Canine Caviar, which provides nutritious food for pets, will host fundraiser Saturday in Huntington Beach.

August 19, 2013|By Rhea Mahbubani
  • Posh Pooch Inc. owner Melesssa Austin and Canine Caviar co-owner Gary Ward at Posh Pooch Inc. in Huntington Beach on Monday. Posh Pooch Inc. and Canine Caviar will collaborate Saturday to host the first Aloha Pawmehana red carpet fundraiser to help support the Cancer Research Foundation. Visitors are encouraged to bring their pets dressed in Hawaiian attire.
Posh Pooch Inc. owner Melesssa Austin and Canine Caviar… (KEVIN CHANG, HB…)

John Littlefield feared for the life of his pet, Miss Coco.

The 5-year-old Maltese Shih-Tzu seemed to be allergic to everything and itched — seemingly nonstop.

Her condition prompted Littlefield, co-host and designer on ABC's "Extreme Makeover: Home Edition," to begin researching healthy food options.

Enter Canine Caviar.

According to the product's website, this is the only alkaline-based dog food in the United States, meaning it increases the oxygen level in the blood and keeps at bay poor digestion and diseases such as cancer and diabetes.

"If humans should have a proper pH balance in their food, why not animals?" said Littlefield, who owns a rescued mutt, Max.

The Burbank resident plans to demonstrate his support for Canine Caviar by attending the group's first annual Aloha PAWmehana in Orange County from 4 to 7 p.m.
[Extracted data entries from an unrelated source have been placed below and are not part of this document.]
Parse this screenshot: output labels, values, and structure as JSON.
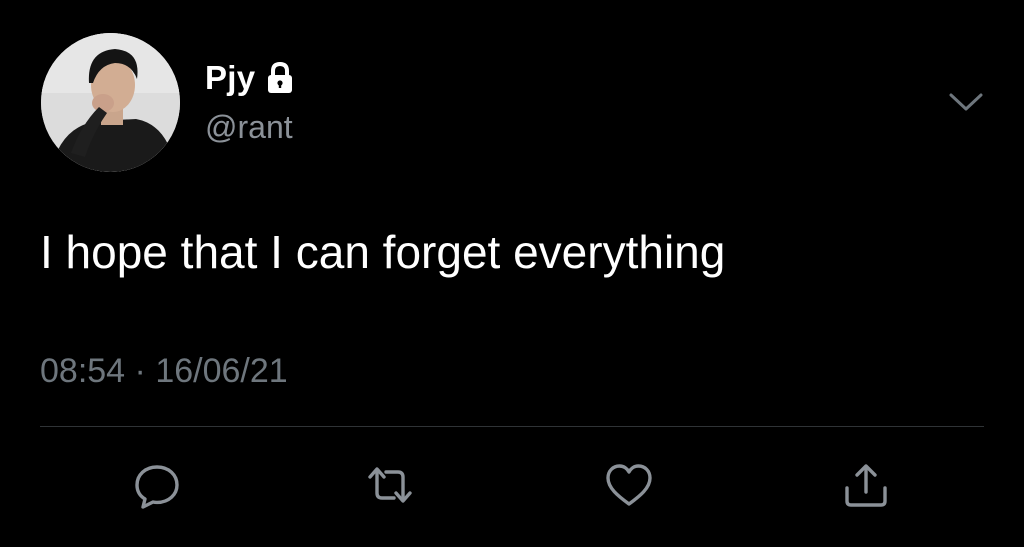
{
  "tweet": {
    "author": {
      "display_name": "Pjy",
      "handle": "@rant",
      "avatar_icon": "profile-photo",
      "protected_icon": "lock-icon"
    },
    "text": "I hope that I can forget everything",
    "time": "08:54",
    "separator": "·",
    "date": "16/06/21"
  },
  "actions": [
    {
      "name": "reply",
      "icon": "speech-bubble-icon"
    },
    {
      "name": "retweet",
      "icon": "retweet-arrows-icon"
    },
    {
      "name": "like",
      "icon": "heart-icon"
    },
    {
      "name": "share",
      "icon": "share-upload-icon"
    }
  ],
  "menu": {
    "icon": "chevron-down-icon"
  },
  "colors": {
    "background": "#000000",
    "text_primary": "#ffffff",
    "text_secondary": "#8b9198",
    "icon_gray": "#8b9198",
    "divider": "#2f3336"
  }
}
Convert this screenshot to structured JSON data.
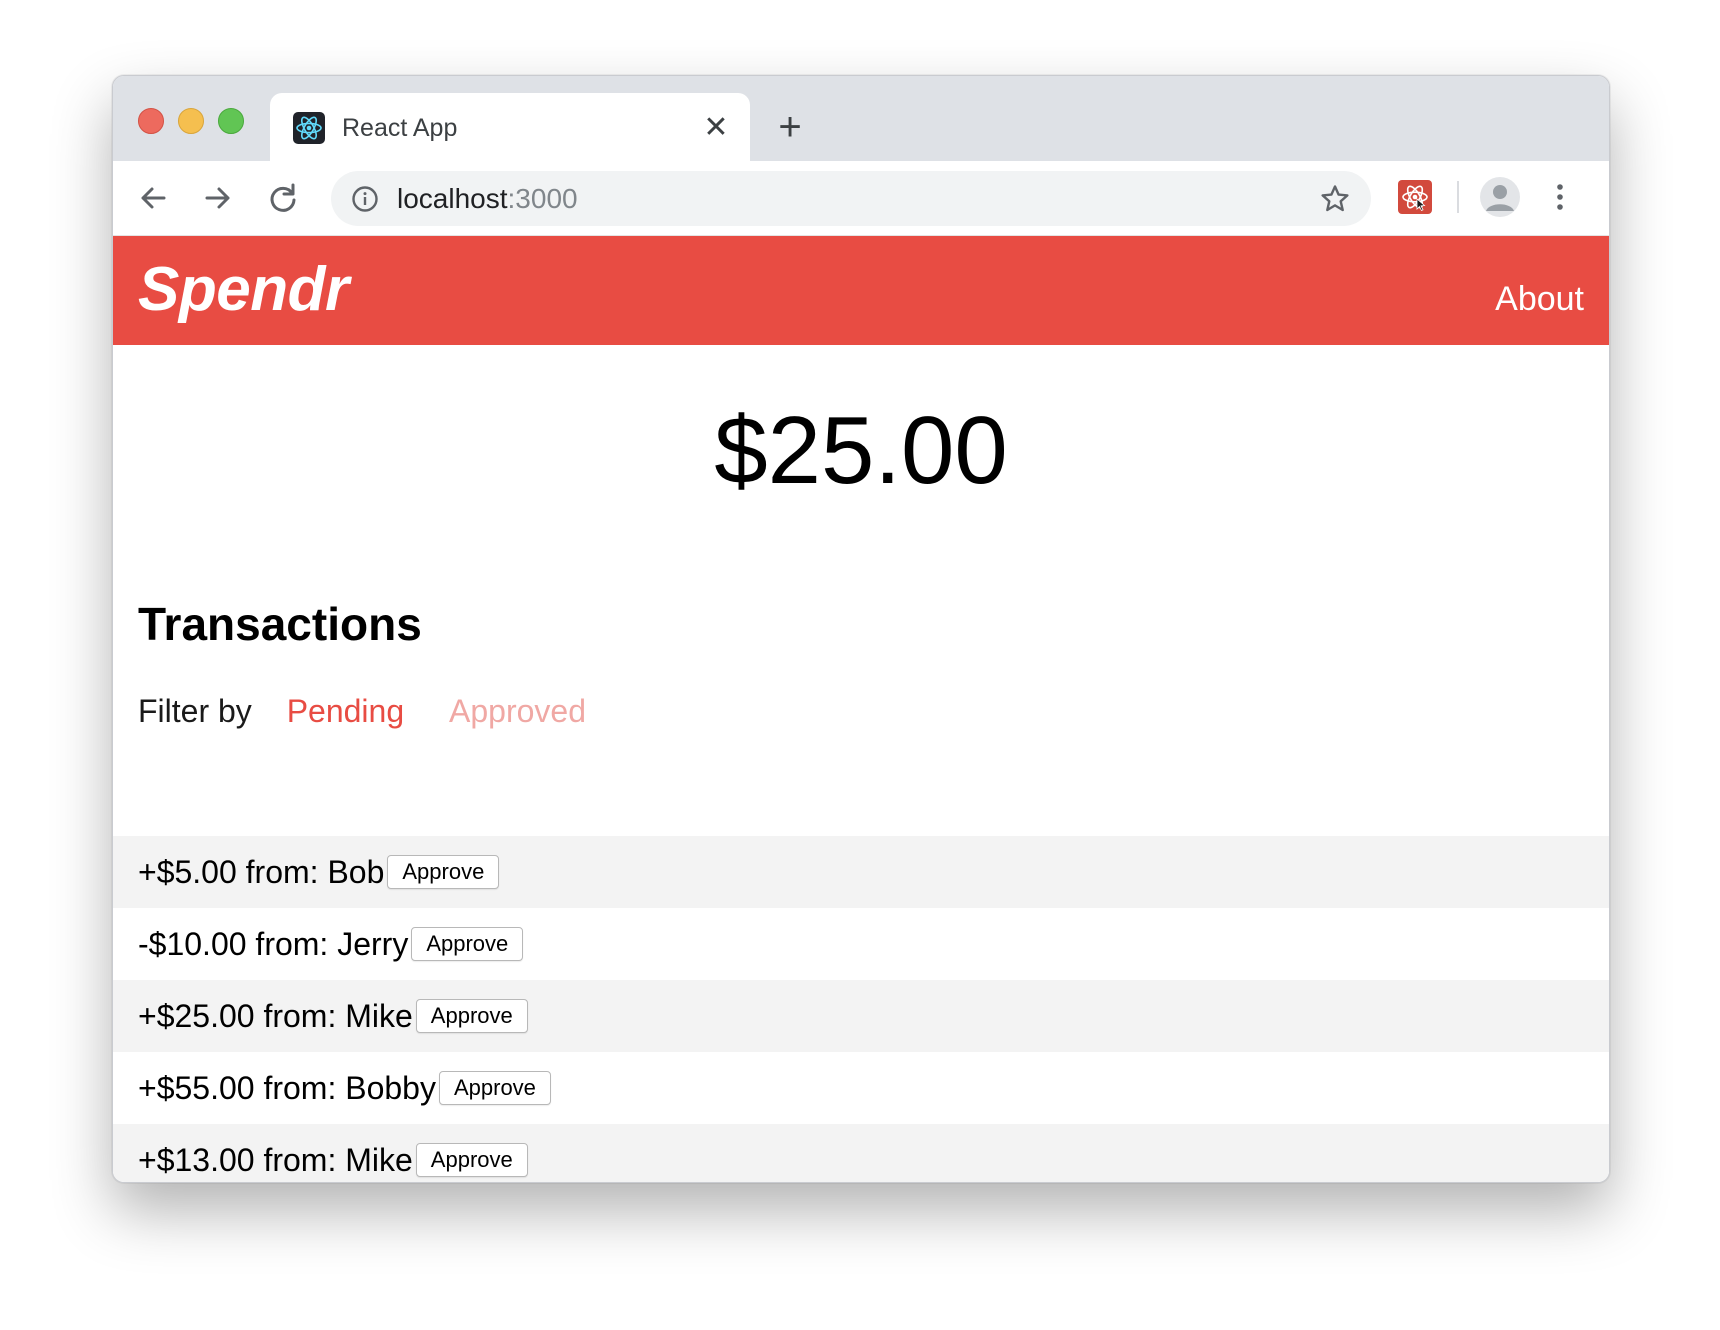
{
  "browser": {
    "tab_title": "React App",
    "url_host": "localhost",
    "url_port": ":3000"
  },
  "app": {
    "brand": "Spendr",
    "nav_about": "About",
    "brand_color": "#e84c43",
    "balance": "$25.00",
    "transactions_heading": "Transactions",
    "filter": {
      "label": "Filter by",
      "options": [
        "Pending",
        "Approved"
      ],
      "active": "Pending"
    },
    "transactions": [
      {
        "text": "+$5.00 from: Bob",
        "action": "Approve"
      },
      {
        "text": "-$10.00 from: Jerry",
        "action": "Approve"
      },
      {
        "text": "+$25.00 from: Mike",
        "action": "Approve"
      },
      {
        "text": "+$55.00 from: Bobby",
        "action": "Approve"
      },
      {
        "text": "+$13.00 from: Mike",
        "action": "Approve"
      }
    ]
  },
  "icons": {
    "tab_favicon": "react-logo-icon",
    "tab_close": "close-icon",
    "new_tab": "plus-icon",
    "back": "arrow-left-icon",
    "forward": "arrow-right-icon",
    "reload": "reload-icon",
    "site_info": "info-icon",
    "bookmark": "star-icon",
    "extension": "react-devtools-icon",
    "profile": "avatar-icon",
    "menu": "kebab-menu-icon"
  }
}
Saturday. Organized in collaboration with Posh Pooch Inc., a specialty retail and pet grooming store in Huntington Beach, this event aims to raise awareness and benefit the Canine Caviar Cancer Research Fund (CCCRF).
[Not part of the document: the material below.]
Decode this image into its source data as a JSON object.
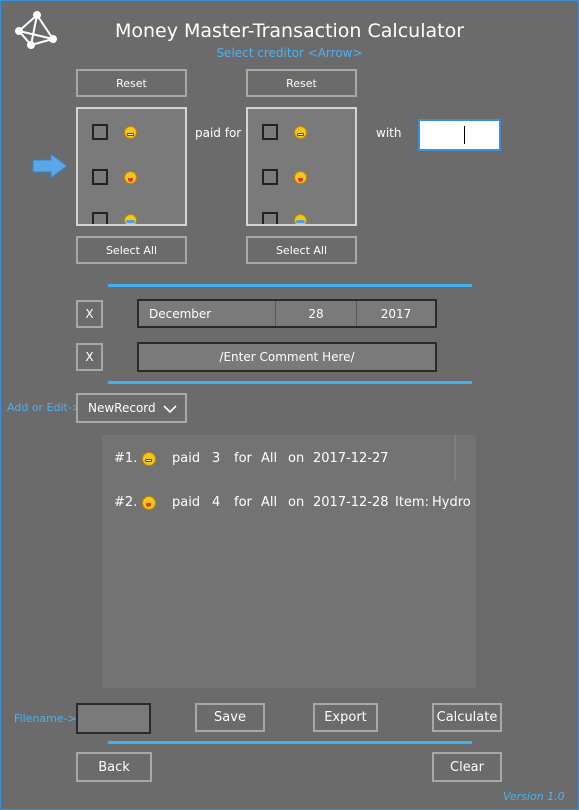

Max and Miss Coco, guests at a similar event in Highland earlier this year, will be there, Littlefield promised.

Canine Caviar co-owner Gary Ward, of Norco, has been a longtime dog owner. It was Moguls, the pet of Ward's brother-in-law and business partner, Jeff Baker, who crystallized the creation of their company in 1998.
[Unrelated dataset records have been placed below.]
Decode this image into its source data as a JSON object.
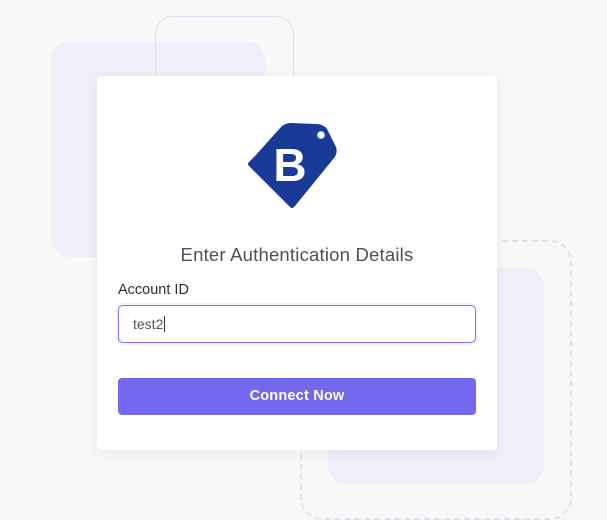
{
  "brand": {
    "logo_icon": "b-price-tag-icon",
    "logo_letter": "B",
    "color": "#1a3a98"
  },
  "auth": {
    "heading": "Enter Authentication Details",
    "account_id": {
      "label": "Account ID",
      "value": "test2"
    },
    "connect_label": "Connect Now"
  },
  "colors": {
    "accent": "#7468ee",
    "input_border": "#7b73ee",
    "background": "#f8f8f9",
    "decor_lavender": "#efeff9"
  }
}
"Moguls was receiving cortisone shots every three weeks in the summer to combat allergies," Ward, 43, said. "His vet had told the family that he might live to be 7 or 8 years old. But his organs were beginning to shut down, so they were also asked to think about putting him to sleep."

The Great Dane lived for 17 years, Ward exclaimed, all because of Baker's determination.

While working at a German pharmaceutical company, Baker was part of a team tasked with creating flea medication. Toward this end, pet foods were broken down and their ingredients inspected.

Realizing that dogs were being fed low-quality fare, Baker came up with his own recipe — and it worked. This "aha" moment eventually paved the way for Canine Caviar, which, as a lifestyle choice, boosts the immune systems of Fidos everywhere, Ward said.